Kikis Constantinou has always had vision. His whole life has been shaped by a vision, a half-shaped thought in the mind of a young boy, a mix of inspiration and personal choice. What would’ve happened if he’d never gone on that hiking trip, never seen the idyllic spot by the sea – never forged the bond with a small fishing village that remains, all these years later? He’s extremely sensitive, he tells me, and will often feel hurt by the most insignificant things – yet “if Akel comes and says ‘Why are you giving awards to an Eoka B member?’, that doesn’t hurt me. You know what would hurt me? If even one person were to say ‘This man has done nothing that deserves an award. He hasn’t done anything for Ayia Napa’. But no-one would dare to say that”.

The past few years have been good (I suspect) for his conscience, bringing real culture to Napa and making it a little less tacky; Covid may also turn out to be an opportunity (the jury’s still out), curtailing the old mass-tourism model and forcing the resort to remake itself. Either way, however, he’s devoted to the place. Does he regret the excessive development?
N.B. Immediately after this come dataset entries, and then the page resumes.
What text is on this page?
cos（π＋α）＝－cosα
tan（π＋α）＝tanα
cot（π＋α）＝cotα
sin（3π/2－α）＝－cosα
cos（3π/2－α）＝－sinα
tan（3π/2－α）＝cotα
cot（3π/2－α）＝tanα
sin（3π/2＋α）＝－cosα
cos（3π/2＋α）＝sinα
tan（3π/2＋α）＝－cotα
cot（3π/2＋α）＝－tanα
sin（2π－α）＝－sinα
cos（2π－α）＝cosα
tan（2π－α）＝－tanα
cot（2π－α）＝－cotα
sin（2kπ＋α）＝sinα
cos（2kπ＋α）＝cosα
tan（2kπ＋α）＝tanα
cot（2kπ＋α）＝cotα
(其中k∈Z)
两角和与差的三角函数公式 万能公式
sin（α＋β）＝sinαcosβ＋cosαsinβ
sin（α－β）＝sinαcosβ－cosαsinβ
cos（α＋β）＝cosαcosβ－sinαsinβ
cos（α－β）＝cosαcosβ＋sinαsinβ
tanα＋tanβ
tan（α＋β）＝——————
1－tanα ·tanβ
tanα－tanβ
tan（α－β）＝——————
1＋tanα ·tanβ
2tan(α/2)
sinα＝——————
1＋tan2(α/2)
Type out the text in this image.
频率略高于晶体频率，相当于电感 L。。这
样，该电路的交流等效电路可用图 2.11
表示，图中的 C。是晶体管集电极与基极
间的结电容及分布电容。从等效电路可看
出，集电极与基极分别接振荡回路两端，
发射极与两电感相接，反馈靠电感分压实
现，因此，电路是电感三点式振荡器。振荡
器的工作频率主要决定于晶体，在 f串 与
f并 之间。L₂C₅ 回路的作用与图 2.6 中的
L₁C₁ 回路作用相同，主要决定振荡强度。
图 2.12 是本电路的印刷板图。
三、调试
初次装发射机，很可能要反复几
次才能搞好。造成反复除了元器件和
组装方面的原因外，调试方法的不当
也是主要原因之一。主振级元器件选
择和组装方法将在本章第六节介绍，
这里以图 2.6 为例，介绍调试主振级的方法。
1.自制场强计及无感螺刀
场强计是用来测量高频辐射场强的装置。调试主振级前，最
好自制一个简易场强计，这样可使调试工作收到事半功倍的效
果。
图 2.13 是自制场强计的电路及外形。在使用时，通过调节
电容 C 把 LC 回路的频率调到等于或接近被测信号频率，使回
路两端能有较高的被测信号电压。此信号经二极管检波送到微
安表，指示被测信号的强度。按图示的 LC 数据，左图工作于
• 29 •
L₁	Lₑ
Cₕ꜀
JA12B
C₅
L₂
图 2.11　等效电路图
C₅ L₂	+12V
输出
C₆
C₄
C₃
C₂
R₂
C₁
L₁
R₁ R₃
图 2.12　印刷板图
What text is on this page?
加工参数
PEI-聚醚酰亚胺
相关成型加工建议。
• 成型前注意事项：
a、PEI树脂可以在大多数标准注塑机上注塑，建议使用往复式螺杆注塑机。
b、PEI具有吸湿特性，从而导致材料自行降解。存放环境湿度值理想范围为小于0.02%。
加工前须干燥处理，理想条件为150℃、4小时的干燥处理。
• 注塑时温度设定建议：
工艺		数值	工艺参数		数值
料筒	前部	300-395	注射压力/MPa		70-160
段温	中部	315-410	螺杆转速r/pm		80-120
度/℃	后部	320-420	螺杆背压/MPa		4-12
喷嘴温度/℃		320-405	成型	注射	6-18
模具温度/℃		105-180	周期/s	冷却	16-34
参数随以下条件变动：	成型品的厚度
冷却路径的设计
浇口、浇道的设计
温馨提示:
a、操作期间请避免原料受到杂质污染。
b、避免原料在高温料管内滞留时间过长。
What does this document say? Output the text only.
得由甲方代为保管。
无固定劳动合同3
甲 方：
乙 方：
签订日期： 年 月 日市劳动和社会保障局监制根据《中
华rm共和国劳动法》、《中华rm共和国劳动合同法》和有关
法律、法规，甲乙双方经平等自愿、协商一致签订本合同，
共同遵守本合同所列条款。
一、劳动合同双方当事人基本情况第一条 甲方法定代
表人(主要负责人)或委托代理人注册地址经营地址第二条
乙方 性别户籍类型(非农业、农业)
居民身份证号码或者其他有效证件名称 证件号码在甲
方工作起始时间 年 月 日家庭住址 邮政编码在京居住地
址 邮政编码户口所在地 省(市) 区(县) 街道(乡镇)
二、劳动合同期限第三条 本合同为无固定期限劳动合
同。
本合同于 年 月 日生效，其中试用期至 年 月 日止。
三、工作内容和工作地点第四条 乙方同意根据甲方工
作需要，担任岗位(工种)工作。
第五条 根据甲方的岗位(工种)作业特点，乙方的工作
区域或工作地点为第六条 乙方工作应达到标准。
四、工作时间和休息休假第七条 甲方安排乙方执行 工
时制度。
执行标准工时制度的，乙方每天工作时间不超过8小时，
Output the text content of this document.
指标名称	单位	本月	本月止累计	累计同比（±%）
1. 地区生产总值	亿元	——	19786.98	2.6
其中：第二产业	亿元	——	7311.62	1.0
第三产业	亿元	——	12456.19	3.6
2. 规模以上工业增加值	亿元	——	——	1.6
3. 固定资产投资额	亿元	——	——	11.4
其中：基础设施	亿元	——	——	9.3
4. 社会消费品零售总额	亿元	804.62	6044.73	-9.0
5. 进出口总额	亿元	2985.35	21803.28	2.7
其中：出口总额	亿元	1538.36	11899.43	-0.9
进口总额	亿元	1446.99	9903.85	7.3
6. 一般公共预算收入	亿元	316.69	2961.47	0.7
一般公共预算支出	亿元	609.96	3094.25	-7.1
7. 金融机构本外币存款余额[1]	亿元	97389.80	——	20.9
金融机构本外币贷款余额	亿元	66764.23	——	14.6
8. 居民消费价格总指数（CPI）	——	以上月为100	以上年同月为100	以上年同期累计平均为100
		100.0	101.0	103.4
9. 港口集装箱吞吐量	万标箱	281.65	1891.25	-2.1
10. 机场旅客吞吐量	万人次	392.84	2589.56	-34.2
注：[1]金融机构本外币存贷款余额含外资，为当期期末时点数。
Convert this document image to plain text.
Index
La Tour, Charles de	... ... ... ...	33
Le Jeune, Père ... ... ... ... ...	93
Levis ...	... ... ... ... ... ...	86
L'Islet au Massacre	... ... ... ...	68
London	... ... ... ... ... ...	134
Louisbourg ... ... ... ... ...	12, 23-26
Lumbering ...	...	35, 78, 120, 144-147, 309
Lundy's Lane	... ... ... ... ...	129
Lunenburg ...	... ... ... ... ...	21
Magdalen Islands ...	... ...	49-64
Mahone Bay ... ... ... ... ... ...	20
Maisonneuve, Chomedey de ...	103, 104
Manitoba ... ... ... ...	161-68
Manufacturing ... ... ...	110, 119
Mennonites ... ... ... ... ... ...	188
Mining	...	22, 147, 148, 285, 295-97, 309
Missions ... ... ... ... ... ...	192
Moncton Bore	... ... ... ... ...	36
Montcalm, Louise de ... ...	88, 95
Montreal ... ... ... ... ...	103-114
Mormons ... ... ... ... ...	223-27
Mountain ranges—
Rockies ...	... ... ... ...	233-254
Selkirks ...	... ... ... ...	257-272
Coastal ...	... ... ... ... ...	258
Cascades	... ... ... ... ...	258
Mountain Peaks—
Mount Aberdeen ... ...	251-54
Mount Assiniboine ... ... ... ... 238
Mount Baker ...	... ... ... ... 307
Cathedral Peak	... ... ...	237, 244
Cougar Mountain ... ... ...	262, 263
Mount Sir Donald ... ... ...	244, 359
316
“I regret it without meaning that I reject it. OK, mistakes were made – but no-one can ignore the miracle that took place here either, given the circumstances under which it took place… As I often say, the perfect shouldn’t become the enemy of the good”. He was part of that miracle, indeed he contrived it. I leave him in the house just a few miles from Nissi Beach – and all the other Nissi Beaches that came after – surrounded by his art collection, and his dogs, and the TV always on, and the long-neglected piano “to remind us”.